Quando não há reversão da bradicardia com o uso da adrenalina, pode-se repetí-la a cada 3-5 minutos (sempre por via endovenosa) e considerar uso de expansores de volume caso o paciente esteja pálido ou existam evidências de perda de volume sangüíneo ou choque. Vale lembrar que, quando não há reversão da bradicardia com o uso da adrenalina, antes de repetir ou administrar outras medicações, é importante verificar se a ventilação com pressão positiva e a massagem cardíaca estão sendo feitas com a técnica correta e de forma eficaz.
7.2 Expansores de volume
Os expansores de volume podem ser necessários para reanimar o neonato com hipovolemia. A suspeita é feita se há perda de sangue ou existe sinais de choque hipovolêmico, como palidez, má perfusão e pulsos débeis. O expansor de escolha é a solução cristalóide isotônica (soro fisiológico 0,9% ou Ringer-lactato), na dose inicial é de 10 mL/kg por via endovenosa umbilical, em 5 a 10 minutos.

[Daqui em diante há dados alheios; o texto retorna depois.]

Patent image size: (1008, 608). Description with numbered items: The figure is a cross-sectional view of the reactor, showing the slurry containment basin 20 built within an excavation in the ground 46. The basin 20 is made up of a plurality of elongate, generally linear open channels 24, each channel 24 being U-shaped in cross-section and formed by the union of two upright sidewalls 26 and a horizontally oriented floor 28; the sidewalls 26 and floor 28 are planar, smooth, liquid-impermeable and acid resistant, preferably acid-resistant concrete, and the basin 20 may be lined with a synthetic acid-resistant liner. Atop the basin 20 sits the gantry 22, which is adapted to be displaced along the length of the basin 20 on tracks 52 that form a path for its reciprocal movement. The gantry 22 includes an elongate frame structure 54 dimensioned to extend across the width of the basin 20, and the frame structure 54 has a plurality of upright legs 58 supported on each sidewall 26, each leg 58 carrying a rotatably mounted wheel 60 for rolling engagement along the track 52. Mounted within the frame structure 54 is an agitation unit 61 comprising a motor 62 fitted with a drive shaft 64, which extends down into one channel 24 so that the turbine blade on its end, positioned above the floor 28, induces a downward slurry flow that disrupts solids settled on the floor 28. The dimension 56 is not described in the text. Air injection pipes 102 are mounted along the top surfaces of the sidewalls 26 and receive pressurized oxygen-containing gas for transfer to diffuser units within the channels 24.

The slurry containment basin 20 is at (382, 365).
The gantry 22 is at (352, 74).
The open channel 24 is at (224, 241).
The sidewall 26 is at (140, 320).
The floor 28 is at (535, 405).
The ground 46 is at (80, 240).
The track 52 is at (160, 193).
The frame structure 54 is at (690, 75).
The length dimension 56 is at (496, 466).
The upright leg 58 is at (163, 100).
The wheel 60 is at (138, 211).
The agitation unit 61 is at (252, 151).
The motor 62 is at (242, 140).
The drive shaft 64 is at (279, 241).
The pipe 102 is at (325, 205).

Com o uso do expansor, espera-se o aumento da pressão arterial e a melhora dos pulsos e da palidez. Se não houver resposta, pode-se repetir o expansor de volume e considerar, de forma excepcional, o uso do bicarbonato de sódio, desde que a ventilação e a massagem estejam sendo feitas de forma correta.
7.3 Outras Medicações
O bicarbonato de sódio é indicado de modo excepcional durante a reanimação prolongada, quando não houver resposta às outras medidas terapêuticas e com a segurança de que a ventilação e a massagem estão sendo aplicadas com a técnica correta. Lembrar que a hiperosmolaridade e a geração de gás carbônico promovidas pelo bicarbonato podem ser deletérias às funções miocárdica e cerebral do neonato. Nas raras ocasiões em que o bicarbonato for indicado, a dose a ser infundida, no mínimo em dois minutos, é de 2 mEq/kg da solução a 4,2% (0,5 mEq/mL), sempre por via endovenosa, em veia calibrosa, com infusão por período superior a 5 minutos
O naloxone não é recomendado como integrante dos esforços iniciais para reanimar um recém-nascido que se encontra em depressão respiratória. Antes de considerar o uso do naloxone, é prioritário ventilar adequadamente o paciente para manter a freqüência cardíaca e a cor.
8. Questões Éticas
As questões relativas às orientações para não iniciar a reanimação neonatal e/ou interromper as manobras são bastante controversas e dependem do contexto nacional, social, cultural e religioso. De modo geral, os princípios éticos que regem a reanimação neonatal não devem ser diferentes daqueles aplicados a pacientes de outras faixas etárias. Em condições nas quais o prognóstico é incerto e a chance de sobrevida com seqüelas muito graves é grande, o desejo dos pais deve ser levado em conta.
Considerar a interrupção dos esforços de reanimação, após a realização de todos os procedimentos com a técnica adequada, quando o bebê permanece em assistolia por mais de 10 minutos.